Engaging External Stakeholders in Dutch Corporate Governance
ICCLJ, Volume 13, Issue 2, 2018
University of Oslo Faculty of Law Research Paper No. 2020-27
21 Pages Posted: 22 Sep 2020
Date Written: September 21, 2020
Abstract
Dutch corporate law is generally perceived to be based upon the stakeholder value model. According to this model, a company's management board has to consider the interests of the stakeholders affiliated with the company in determining the company's strategy and actions. In this respect, the notion of 'stakeholder' may include a broad range of groups and individuals. Importantly, these groups and individuals do not necessarily form part of the company's formal internal decision-making processes; for example, the stakeholder notion may also cover lenders, suppliers, customers and NGO's.
Although Dutch corporate law thus mandates board members to consider stakeholder interests, it does not prescribe - nor does it include best practices or principles for - formal and proactive stakeholder engagement. It has been argued that organizing an active stakeholder dialogue is the only - or at least most effective - way to assess the impact of a company's activities on external stakeholder groups and thus for a management board to be able to actually consider their interests. This paper aims to stir up the discussion on this topic and to introduce two structures under Dutch corporate law for a company to set up formal stakeholder engagement.

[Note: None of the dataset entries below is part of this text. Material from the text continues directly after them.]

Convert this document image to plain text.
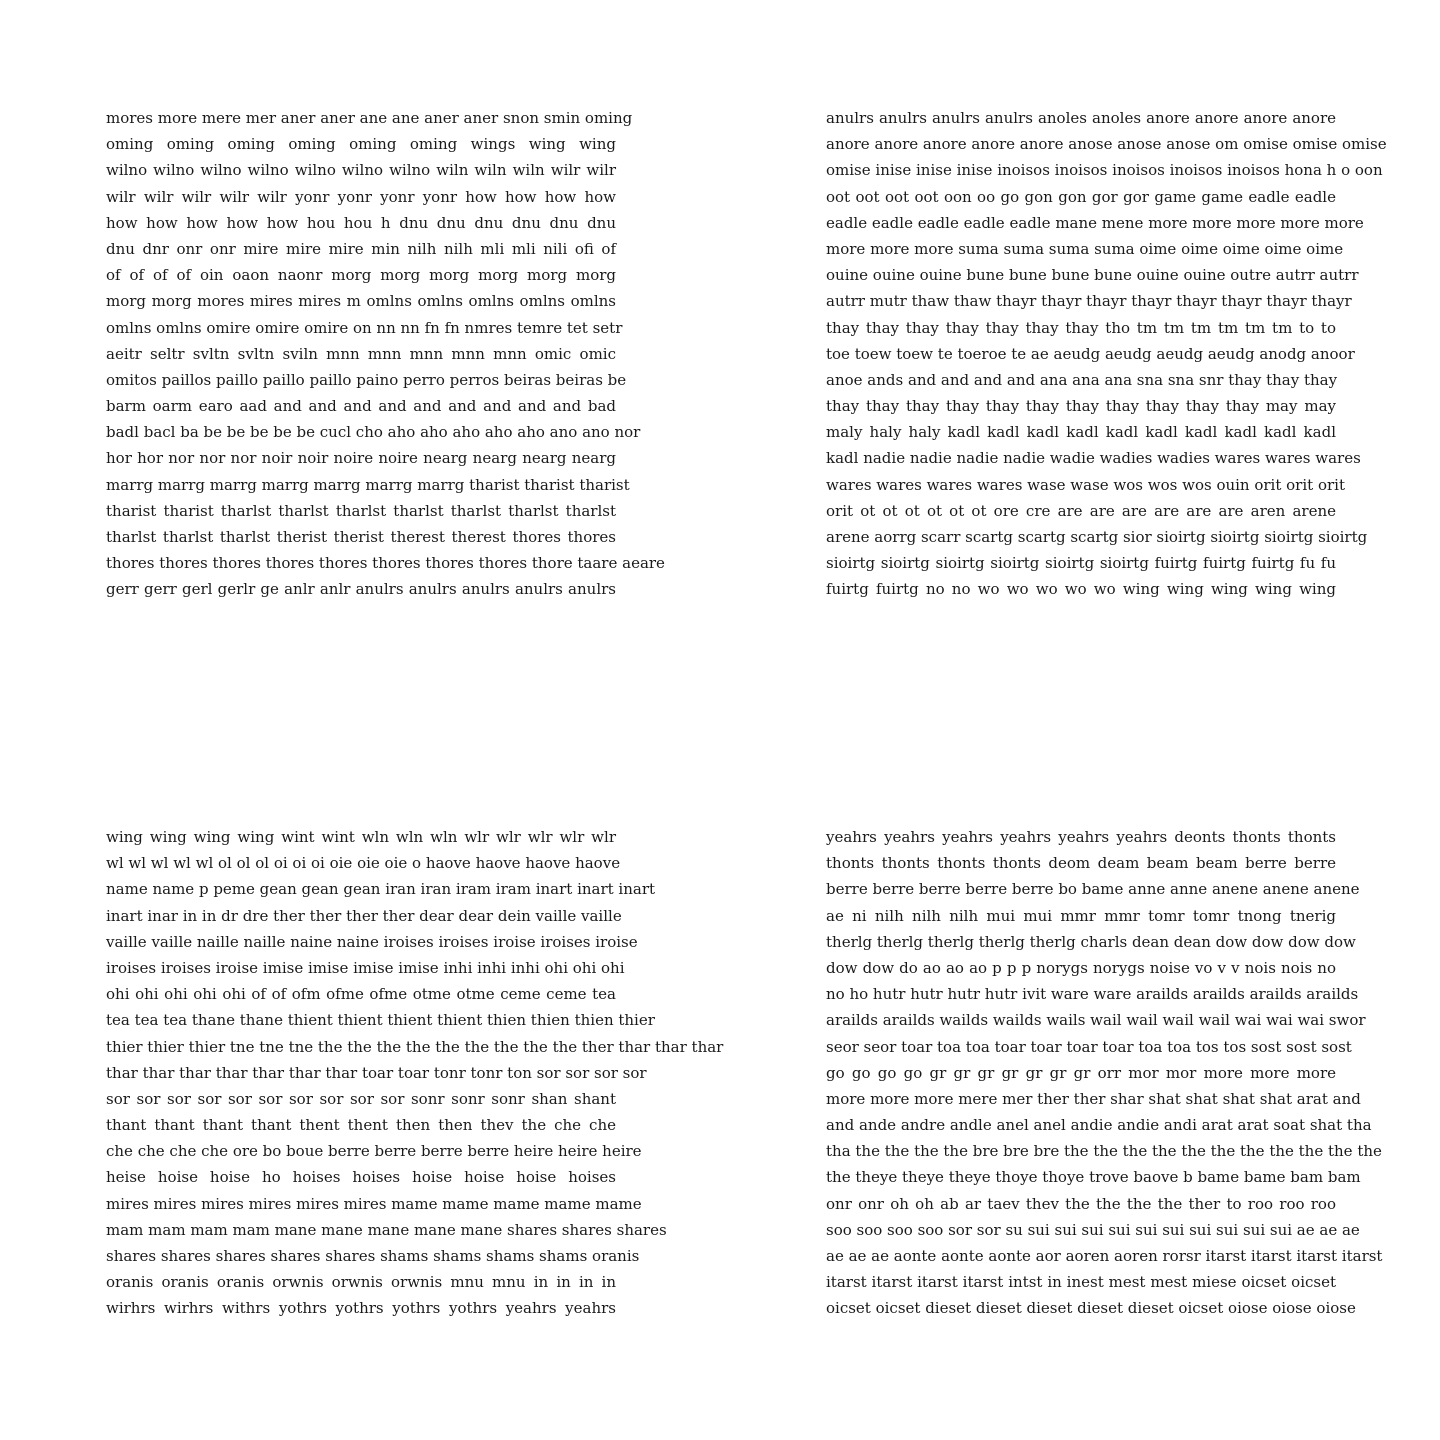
mores more mere mer aner aner ane ane aner aner snon smin oming
oming oming oming oming oming oming wings wing wing
wilno wilno wilno wilno wilno wilno wilno wiln wiln wiln wilr wilr
wilr wilr wilr wilr wilr yonr yonr yonr yonr how how how how
how how how how how hou hou h dnu dnu dnu dnu dnu dnu
dnu dnr onr onr mire mire mire min nilh nilh mli mli nili ofi of
of of of of oin oaon naonr morg morg morg morg morg morg
morg morg mores mires mires m omlns omlns omlns omlns omlns
omlns omlns omire omire omire on nn nn fn fn nmres temre tet setr
aeitr seltr svltn svltn sviln mnn mnn mnn mnn mnn omic omic
omitos paillos paillo paillo paillo paino perro perros beiras beiras be
barm oarm earo aad and and and and and and and and and bad
badl bacl ba be be be be be cucl cho aho aho aho aho aho ano ano nor
hor hor nor nor nor noir noir noire noire nearg nearg nearg nearg
marrg marrg marrg marrg marrg marrg marrg tharist tharist tharist
tharist tharist tharlst tharlst tharlst tharlst tharlst tharlst tharlst
tharlst tharlst tharlst therist therist therest therest thores thores
thores thores thores thores thores thores thores thores thore taare aeare
gerr gerr gerl gerlr ge anlr anlr anulrs anulrs anulrs anulrs anulrs
anulrs anulrs anulrs anulrs anoles anoles anore anore anore anore
anore anore anore anore anore anose anose anose om omise omise omise
omise inise inise inise inoisos inoisos inoisos inoisos inoisos hona h o oon
oot oot oot oot oon oo go gon gon gor gor game game eadle eadle
eadle eadle eadle eadle eadle mane mene more more more more more
more more more suma suma suma suma oime oime oime oime oime
ouine ouine ouine bune bune bune bune ouine ouine outre autrr autrr
autrr mutr thaw thaw thayr thayr thayr thayr thayr thayr thayr thayr
thay thay thay thay thay thay thay tho tm tm tm tm tm tm to to
toe toew toew te toeroe te ae aeudg aeudg aeudg aeudg anodg anoor
anoe ands and and and and ana ana ana sna sna snr thay thay thay
thay thay thay thay thay thay thay thay thay thay thay may may
maly haly haly kadl kadl kadl kadl kadl kadl kadl kadl kadl kadl
kadl nadie nadie nadie nadie wadie wadies wadies wares wares wares
wares wares wares wares wase wase wos wos wos ouin orit orit orit
orit ot ot ot ot ot ot ore cre are are are are are are aren arene
arene aorrg scarr scartg scartg scartg sior sioirtg sioirtg sioirtg sioirtg
sioirtg sioirtg sioirtg sioirtg sioirtg sioirtg fuirtg fuirtg fuirtg fu fu
fuirtg fuirtg no no wo wo wo wo wo wing wing wing wing wing
wing wing wing wing wint wint wln wln wln wlr wlr wlr wlr wlr
wl wl wl wl wl ol ol ol oi oi oi oie oie oie o haove haove haove haove
name name p peme gean gean gean iran iran iram iram inart inart inart
inart inar in in dr dre ther ther ther ther dear dear dein vaille vaille
vaille vaille naille naille naine naine iroises iroises iroise iroises iroise
iroises iroises iroise imise imise imise imise inhi inhi inhi ohi ohi ohi
ohi ohi ohi ohi ohi of of ofm ofme ofme otme otme ceme ceme tea
tea tea tea thane thane thient thient thient thient thien thien thien thier
thier thier thier tne tne tne the the the the the the the the the ther thar thar thar
thar thar thar thar thar thar thar toar toar tonr tonr ton sor sor sor sor
sor sor sor sor sor sor sor sor sor sor sonr sonr sonr shan shant
thant thant thant thant thent thent then then thev the che che
che che che che ore bo boue berre berre berre berre heire heire heire
heise hoise hoise ho hoises hoises hoise hoise hoise hoises
mires mires mires mires mires mires mame mame mame mame mame
mam mam mam mam mane mane mane mane mane shares shares shares
shares shares shares shares shares shams shams shams shams oranis
oranis oranis oranis orwnis orwnis orwnis mnu mnu in in in in
wirhrs wirhrs withrs yothrs yothrs yothrs yothrs yeahrs yeahrs
yeahrs yeahrs yeahrs yeahrs yeahrs yeahrs deonts thonts thonts
thonts thonts thonts thonts deom deam beam beam berre berre
berre berre berre berre berre bo bame anne anne anene anene anene
ae ni nilh nilh nilh mui mui mmr mmr tomr tomr tnong tnerig
therlg therlg therlg therlg therlg charls dean dean dow dow dow dow
dow dow do ao ao ao p p p norygs norygs noise vo v v nois nois no
no ho hutr hutr hutr hutr ivit ware ware arailds arailds arailds arailds
arailds arailds wailds wailds wails wail wail wail wail wai wai wai swor
seor seor toar toa toa toar toar toar toar toa toa tos tos sost sost sost
go go go go gr gr gr gr gr gr gr orr mor mor more more more
more more more mere mer ther ther shar shat shat shat shat arat and
and ande andre andle anel anel andie andie andi arat arat soat shat tha
tha the the the the bre bre bre the the the the the the the the the the the
the theye theye theye thoye thoye trove baove b bame bame bam bam
onr onr oh oh ab ar taev thev the the the the ther to roo roo roo
soo soo soo soo sor sor su sui sui sui sui sui sui sui sui sui sui ae ae ae
ae ae ae aonte aonte aonte aor aoren aoren rorsr itarst itarst itarst itarst
itarst itarst itarst itarst intst in inest mest mest miese oicset oicset
oicset oicset dieset dieset dieset dieset dieset oicset oiose oiose oiose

The paper starts by summarizing the theory on the basis of which active stakeholder participation in corporate governance is propagated in extant literature. Subsequently, it provides an outline of the corporate governance structure of companies incorporated under Dutch law, followed by a description of the aforementioned two structures for a company to set up a formal stakeholder engagement under Dutch law: the "stakeholder council" and the "priority foundation". The former is best suited to serve as a discussion platform for the management board, whereas the latter can be equipped with more far-reaching decision-making powers in a company's governance, allowing the company to take the stakeholder dialogue even further.